¡Saludos de Paraguay!
The mission continues to be a wonderful experience, teaching me one lesson after another. I got to travel to Asunción on Friday to do more tramites, which was an adventure. We got to go to the temple grounds, but it was pouring rain so we didn't stay very long. We left Thursday around midnight and got home about 2am Saturday morning - it was exhausting! But we had a great time. Can you imagine some 20-odd missionaries piling into a large van and traipsing around the city? Good times :)
This week I learned a little bit about God's plan for us. He truly does know better than we do what we need. Last Monday, we planned a noche de hogar (FHE) with the elders in our branch for a menos activo family in their area. We made brownies and were on our way out there when the elders called and informed us that the family had cancelled. Not gonna lie, I was pretty upset. I mean, we had gone to all the trouble of making brownies for this family! But there wasn't anything we could do about it. Hermana Nethercott and I changed our plans and started walking to visit some other people in our area. As we walked, we passed a young man selling lomitos on the street. Behind him was a woman holding a baby - supervising, I guess. (Lomitos are the closest thing Paraguay has to tacos - they have meat and lettuce and tomatos and garlic sauce all wrapped up in a kind of pita-bread-tortilla-thing. They're delicious!) We continued walking for about a hundred feet before Hermana Nethercott stopped and said, "You know, a lomito sounds really good right now." So we turned around and walked back to the lomitos stand, ordered our lomitos, and struck up a conversation with the woman. We found out that she had moved to Encarnación within the last month and begun her little business selling baked goods and lomitos. It was actually their first day selling lomitos. And before she moved, she met the missionaries. She didn't just meet them, but she was friends with them. She knew several sisters by name, and she told us how they would come and she would teach them how to cook. Her husband came in and we got to meet him too, and they said we could come by whenever.
Can you imagine? Our appointment just happened to fall through, and we just happened to be walking down the street on the very night they opened their lomitos stand - all of these things that are too perfect to be coincidence. God is truly great.
How have you seen the hand of God in your life?
Q & A
1. You've mentioned Sister Training Leaders in your emails. Tell us more about them. Are both members of a companionship STL's or just one? Are there STL's in every district, or do they cover more than one district? What are their responsibilities? (We didn't have STL's when I was a missionary).

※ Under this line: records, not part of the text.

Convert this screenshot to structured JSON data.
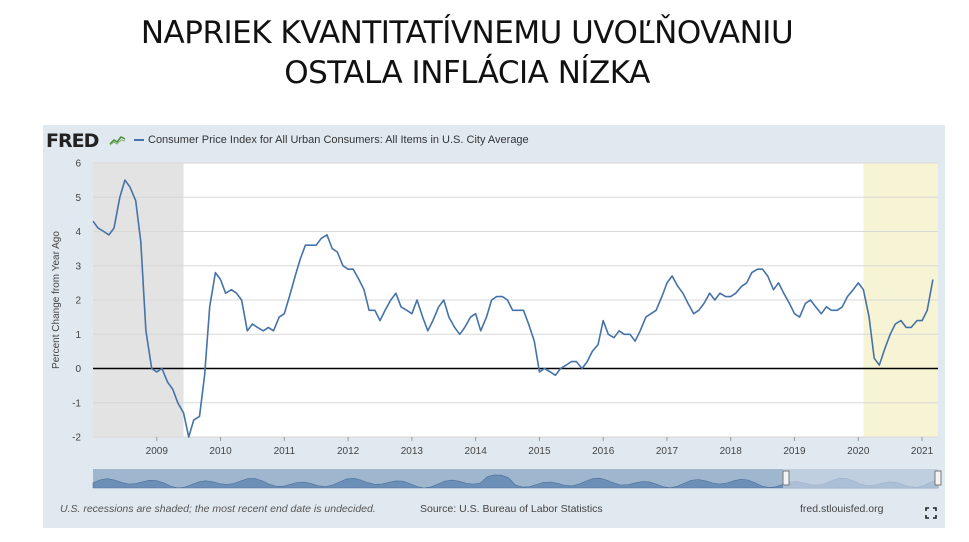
{
  "slide": {
    "title_line1": "NAPRIEK KVANTITATÍVNEMU UVOĽŇOVANIU",
    "title_line2": "OSTALA INFLÁCIA NÍZKA"
  },
  "fred": {
    "logo_text": "FRED",
    "series_legend": "Consumer Price Index for All Urban Consumers: All Items in U.S. City Average",
    "recession_note": "U.S. recessions are shaded; the most recent end date is undecided.",
    "source": "Source: U.S. Bureau of Labor Statistics",
    "site": "fred.stlouisfed.org",
    "icons": [
      "fred-logo-graph-icon",
      "fullscreen-expand-icon",
      "range-handle-icon"
    ]
  },
  "colors": {
    "line": "#4572a7",
    "recession_shade": "#e3e3e3",
    "undecided_recession_shade": "#f7f4d6",
    "panel": "#e1e9f0",
    "zero_line": "#000000"
  },
  "chart_data": {
    "type": "line",
    "ylabel": "Percent Change from Year Ago",
    "ylim": [
      -2,
      6
    ],
    "yticks": [
      "-2",
      "-1",
      "0",
      "1",
      "2",
      "3",
      "4",
      "5",
      "6"
    ],
    "xlim": [
      2008.0,
      2021.25
    ],
    "xticks": [
      "2009",
      "2010",
      "2011",
      "2012",
      "2013",
      "2014",
      "2015",
      "2016",
      "2017",
      "2018",
      "2019",
      "2020",
      "2021"
    ],
    "grid": "horizontal",
    "recessions": [
      [
        2008.0,
        2009.42
      ],
      [
        2020.08,
        2021.25
      ]
    ],
    "series": [
      {
        "name": "Consumer Price Index for All Urban Consumers: All Items in U.S. City Average",
        "x": [
          2008.0,
          2008.08,
          2008.17,
          2008.25,
          2008.33,
          2008.42,
          2008.5,
          2008.58,
          2008.67,
          2008.75,
          2008.83,
          2008.92,
          2009.0,
          2009.08,
          2009.17,
          2009.25,
          2009.33,
          2009.42,
          2009.5,
          2009.58,
          2009.67,
          2009.75,
          2009.83,
          2009.92,
          2010.0,
          2010.08,
          2010.17,
          2010.25,
          2010.33,
          2010.42,
          2010.5,
          2010.58,
          2010.67,
          2010.75,
          2010.83,
          2010.92,
          2011.0,
          2011.08,
          2011.17,
          2011.25,
          2011.33,
          2011.42,
          2011.5,
          2011.58,
          2011.67,
          2011.75,
          2011.83,
          2011.92,
          2012.0,
          2012.08,
          2012.17,
          2012.25,
          2012.33,
          2012.42,
          2012.5,
          2012.58,
          2012.67,
          2012.75,
          2012.83,
          2012.92,
          2013.0,
          2013.08,
          2013.17,
          2013.25,
          2013.33,
          2013.42,
          2013.5,
          2013.58,
          2013.67,
          2013.75,
          2013.83,
          2013.92,
          2014.0,
          2014.08,
          2014.17,
          2014.25,
          2014.33,
          2014.42,
          2014.5,
          2014.58,
          2014.67,
          2014.75,
          2014.83,
          2014.92,
          2015.0,
          2015.08,
          2015.17,
          2015.25,
          2015.33,
          2015.42,
          2015.5,
          2015.58,
          2015.67,
          2015.75,
          2015.83,
          2015.92,
          2016.0,
          2016.08,
          2016.17,
          2016.25,
          2016.33,
          2016.42,
          2016.5,
          2016.58,
          2016.67,
          2016.75,
          2016.83,
          2016.92,
          2017.0,
          2017.08,
          2017.17,
          2017.25,
          2017.33,
          2017.42,
          2017.5,
          2017.58,
          2017.67,
          2017.75,
          2017.83,
          2017.92,
          2018.0,
          2018.08,
          2018.17,
          2018.25,
          2018.33,
          2018.42,
          2018.5,
          2018.58,
          2018.67,
          2018.75,
          2018.83,
          2018.92,
          2019.0,
          2019.08,
          2019.17,
          2019.25,
          2019.33,
          2019.42,
          2019.5,
          2019.58,
          2019.67,
          2019.75,
          2019.83,
          2019.92,
          2020.0,
          2020.08,
          2020.17,
          2020.25,
          2020.33,
          2020.42,
          2020.5,
          2020.58,
          2020.67,
          2020.75,
          2020.83,
          2020.92,
          2021.0,
          2021.08,
          2021.17
        ],
        "values": [
          4.3,
          4.1,
          4.0,
          3.9,
          4.1,
          5.0,
          5.5,
          5.3,
          4.9,
          3.7,
          1.1,
          0.0,
          -0.1,
          0.0,
          -0.4,
          -0.6,
          -1.0,
          -1.3,
          -2.0,
          -1.5,
          -1.4,
          -0.2,
          1.8,
          2.8,
          2.6,
          2.2,
          2.3,
          2.2,
          2.0,
          1.1,
          1.3,
          1.2,
          1.1,
          1.2,
          1.1,
          1.5,
          1.6,
          2.1,
          2.7,
          3.2,
          3.6,
          3.6,
          3.6,
          3.8,
          3.9,
          3.5,
          3.4,
          3.0,
          2.9,
          2.9,
          2.6,
          2.3,
          1.7,
          1.7,
          1.4,
          1.7,
          2.0,
          2.2,
          1.8,
          1.7,
          1.6,
          2.0,
          1.5,
          1.1,
          1.4,
          1.8,
          2.0,
          1.5,
          1.2,
          1.0,
          1.2,
          1.5,
          1.6,
          1.1,
          1.5,
          2.0,
          2.1,
          2.1,
          2.0,
          1.7,
          1.7,
          1.7,
          1.3,
          0.8,
          -0.1,
          0.0,
          -0.1,
          -0.2,
          0.0,
          0.1,
          0.2,
          0.2,
          0.0,
          0.2,
          0.5,
          0.7,
          1.4,
          1.0,
          0.9,
          1.1,
          1.0,
          1.0,
          0.8,
          1.1,
          1.5,
          1.6,
          1.7,
          2.1,
          2.5,
          2.7,
          2.4,
          2.2,
          1.9,
          1.6,
          1.7,
          1.9,
          2.2,
          2.0,
          2.2,
          2.1,
          2.1,
          2.2,
          2.4,
          2.5,
          2.8,
          2.9,
          2.9,
          2.7,
          2.3,
          2.5,
          2.2,
          1.9,
          1.6,
          1.5,
          1.9,
          2.0,
          1.8,
          1.6,
          1.8,
          1.7,
          1.7,
          1.8,
          2.1,
          2.3,
          2.5,
          2.3,
          1.5,
          0.3,
          0.1,
          0.6,
          1.0,
          1.3,
          1.4,
          1.2,
          1.2,
          1.4,
          1.4,
          1.7,
          2.6
        ]
      }
    ]
  }
}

Usually just one member of a companionship is a Sister Training Leader. Our STL, Hermana Field, is the only STL in the zone, but our district is the only district with sisters, so she only covers our district. They go on divisions at least once per transfer with the sisters to show us by example how we should go about missionary work, and they call us at least once a week to see how we're doing. They are sisters we can look to for advice and counsel and leadership.
2. What has been the most difficult thing about your mission thus far?
The most difficult thing for me thus far is probably inviting people to be baptized. I love teaching the Gospel and talking about doctrine and helping people feel the Spirit, but asking them to make these huge changes in their lives me cuesta mucho. (translation: it costs me a lot, or it's really hard for me) I guess I'm just so afraid they'll say no that I can't bring myself to talk to them about it.
3. What food do you miss the most? (On my mission we never had cheese. I really liked Japanese food, so I don't know that I missed it that much, but it was kind of weird not to have it).
I really like Paraguayan food, so I don't miss too much of American food...occasionally I remember things and I think, man, that would taste really good right now, too bad it doesn't exist here, but then I just eat chipa and it solves my problems. Haha. I do miss not having to cook for myself, and sometimes I really miss your salads.